If you have basic skills in Python, you can use them to learn concepts in probability and statistics. Think Stats is based on a Python library for probability distributions (PMFs and CDFs). Many of the exercises use short programs to run experiments and help readers develop understanding.
Most introductory books don’t cover Bayesian statistics, but Think Stats is based on the idea that Bayesian methods are too important to postpone. By taking advantage of the PMF and CDF libraries, it is possible for beginners to learn the concepts and solve challenging problems.
It takes a computational approach, which has several advantages:
- Students write programs as a way of developing and testing their understanding. For example, they write functions to compute a least squares fit, residuals, and the coefficient of determination. Writing and testing this code requires them to understand the concepts and implicitly corrects misunderstandings.

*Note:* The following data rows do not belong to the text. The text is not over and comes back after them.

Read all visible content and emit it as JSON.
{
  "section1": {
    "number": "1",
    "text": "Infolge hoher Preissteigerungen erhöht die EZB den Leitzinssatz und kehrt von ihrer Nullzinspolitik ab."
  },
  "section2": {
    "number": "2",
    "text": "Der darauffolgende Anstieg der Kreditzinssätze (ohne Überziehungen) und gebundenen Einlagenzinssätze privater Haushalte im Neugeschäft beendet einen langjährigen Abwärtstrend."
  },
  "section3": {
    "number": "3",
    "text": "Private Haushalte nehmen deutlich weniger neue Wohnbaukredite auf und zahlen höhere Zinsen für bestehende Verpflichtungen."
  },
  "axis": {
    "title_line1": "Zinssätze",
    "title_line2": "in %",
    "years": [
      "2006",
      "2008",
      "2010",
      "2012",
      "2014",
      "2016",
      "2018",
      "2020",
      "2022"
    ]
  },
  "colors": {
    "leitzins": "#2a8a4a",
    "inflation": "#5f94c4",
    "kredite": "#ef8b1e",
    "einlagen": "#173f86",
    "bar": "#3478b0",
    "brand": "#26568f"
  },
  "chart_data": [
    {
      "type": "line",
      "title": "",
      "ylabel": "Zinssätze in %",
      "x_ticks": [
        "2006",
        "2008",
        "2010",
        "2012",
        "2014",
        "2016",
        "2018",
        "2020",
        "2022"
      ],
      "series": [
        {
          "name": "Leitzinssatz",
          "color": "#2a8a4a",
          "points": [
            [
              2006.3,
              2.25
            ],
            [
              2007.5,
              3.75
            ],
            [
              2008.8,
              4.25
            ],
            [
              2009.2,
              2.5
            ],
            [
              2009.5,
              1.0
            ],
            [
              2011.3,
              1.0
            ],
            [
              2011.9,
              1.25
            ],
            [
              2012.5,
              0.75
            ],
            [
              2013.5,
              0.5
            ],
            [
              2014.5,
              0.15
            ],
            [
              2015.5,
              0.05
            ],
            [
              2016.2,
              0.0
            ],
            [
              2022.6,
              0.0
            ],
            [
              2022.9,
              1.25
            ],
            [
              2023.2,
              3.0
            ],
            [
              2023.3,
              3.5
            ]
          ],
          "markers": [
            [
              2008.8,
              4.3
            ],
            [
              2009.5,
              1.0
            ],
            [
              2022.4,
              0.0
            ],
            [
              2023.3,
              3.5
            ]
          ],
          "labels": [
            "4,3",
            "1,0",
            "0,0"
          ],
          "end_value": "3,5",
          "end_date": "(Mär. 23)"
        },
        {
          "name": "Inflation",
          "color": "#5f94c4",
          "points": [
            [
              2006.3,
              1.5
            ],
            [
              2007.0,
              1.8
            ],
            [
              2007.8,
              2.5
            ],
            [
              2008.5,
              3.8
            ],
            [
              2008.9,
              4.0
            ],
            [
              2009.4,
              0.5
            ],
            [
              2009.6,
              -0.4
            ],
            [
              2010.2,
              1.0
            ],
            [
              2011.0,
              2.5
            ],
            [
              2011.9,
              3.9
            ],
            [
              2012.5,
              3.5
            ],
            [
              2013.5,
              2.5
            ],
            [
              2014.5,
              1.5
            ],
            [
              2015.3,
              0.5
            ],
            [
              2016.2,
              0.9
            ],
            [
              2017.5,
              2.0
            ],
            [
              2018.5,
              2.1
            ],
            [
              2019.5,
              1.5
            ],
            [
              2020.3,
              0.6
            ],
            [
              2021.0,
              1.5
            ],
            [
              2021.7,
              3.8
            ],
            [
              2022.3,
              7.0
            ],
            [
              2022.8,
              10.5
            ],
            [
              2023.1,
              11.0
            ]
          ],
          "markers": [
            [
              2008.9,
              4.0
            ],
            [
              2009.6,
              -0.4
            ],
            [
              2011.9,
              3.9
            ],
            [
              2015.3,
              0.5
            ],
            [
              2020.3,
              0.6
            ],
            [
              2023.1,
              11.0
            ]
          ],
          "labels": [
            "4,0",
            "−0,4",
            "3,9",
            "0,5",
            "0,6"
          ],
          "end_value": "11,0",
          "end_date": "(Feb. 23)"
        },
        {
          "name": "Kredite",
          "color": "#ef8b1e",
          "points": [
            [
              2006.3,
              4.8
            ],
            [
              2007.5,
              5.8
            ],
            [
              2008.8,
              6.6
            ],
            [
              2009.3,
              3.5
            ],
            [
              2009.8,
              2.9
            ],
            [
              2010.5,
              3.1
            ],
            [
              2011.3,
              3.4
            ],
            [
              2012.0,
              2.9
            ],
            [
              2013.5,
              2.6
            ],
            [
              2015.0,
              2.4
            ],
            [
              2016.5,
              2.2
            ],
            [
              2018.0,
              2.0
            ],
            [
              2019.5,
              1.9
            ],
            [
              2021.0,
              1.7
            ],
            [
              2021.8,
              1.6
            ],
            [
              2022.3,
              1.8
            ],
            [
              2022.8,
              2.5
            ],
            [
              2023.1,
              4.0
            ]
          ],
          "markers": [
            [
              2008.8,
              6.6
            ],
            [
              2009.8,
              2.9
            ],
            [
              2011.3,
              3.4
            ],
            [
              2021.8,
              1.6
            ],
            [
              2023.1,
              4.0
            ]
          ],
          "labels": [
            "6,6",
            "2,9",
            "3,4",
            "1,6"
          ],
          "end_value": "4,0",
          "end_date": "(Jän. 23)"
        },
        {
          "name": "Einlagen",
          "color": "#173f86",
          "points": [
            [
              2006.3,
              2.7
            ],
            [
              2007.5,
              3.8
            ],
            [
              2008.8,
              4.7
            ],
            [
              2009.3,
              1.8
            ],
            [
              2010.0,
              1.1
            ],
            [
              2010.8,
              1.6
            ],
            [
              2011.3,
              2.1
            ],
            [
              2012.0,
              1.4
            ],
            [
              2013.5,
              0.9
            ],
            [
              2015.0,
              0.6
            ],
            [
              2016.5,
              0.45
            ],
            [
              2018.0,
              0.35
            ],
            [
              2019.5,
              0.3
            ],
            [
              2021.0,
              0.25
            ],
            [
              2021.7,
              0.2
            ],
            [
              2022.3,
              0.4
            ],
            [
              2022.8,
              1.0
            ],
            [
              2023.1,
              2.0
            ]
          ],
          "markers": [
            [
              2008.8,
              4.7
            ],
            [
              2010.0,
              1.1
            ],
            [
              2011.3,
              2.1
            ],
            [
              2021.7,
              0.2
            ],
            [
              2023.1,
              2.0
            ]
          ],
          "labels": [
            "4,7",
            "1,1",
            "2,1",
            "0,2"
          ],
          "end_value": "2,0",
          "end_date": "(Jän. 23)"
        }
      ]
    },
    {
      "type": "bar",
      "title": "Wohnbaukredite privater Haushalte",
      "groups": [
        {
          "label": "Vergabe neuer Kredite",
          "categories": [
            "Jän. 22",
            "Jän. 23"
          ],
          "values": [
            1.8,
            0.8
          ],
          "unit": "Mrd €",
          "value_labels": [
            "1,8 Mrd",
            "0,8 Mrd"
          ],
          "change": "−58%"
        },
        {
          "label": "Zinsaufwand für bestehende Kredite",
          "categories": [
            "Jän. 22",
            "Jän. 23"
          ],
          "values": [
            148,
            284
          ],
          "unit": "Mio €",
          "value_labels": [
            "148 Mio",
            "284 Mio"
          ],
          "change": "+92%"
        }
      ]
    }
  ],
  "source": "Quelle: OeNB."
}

- Students run experiments to test statistical behavior. For example, they explore the Central Limit Theorem (CLT) by generating samples from several distributions. When they see that the sum of values from a Pareto distribution doesn’t converge to normal, they remember the assumptions the CLT is based on.
- Some ideas that are hard to grasp mathematically are easy to understand by simulation. For example, we approximate p-values by running Monte Carlo simulations, which reinforces the meaning of the p-value.
- Using discrete distributions and computation makes it possible to present topics like Bayesian estimation that are not usually covered in an introductory class. For example, one exercise asks students to compute the posterior distribution for the ‘German tank problem,’ which is difficult analytically but surprisingly easy computationally.
- Because students work in a general-purpose programming language (Python), they are able to import data from almost any source. They are not limited to data that has been cleaned and formatted for a particular statistics tool.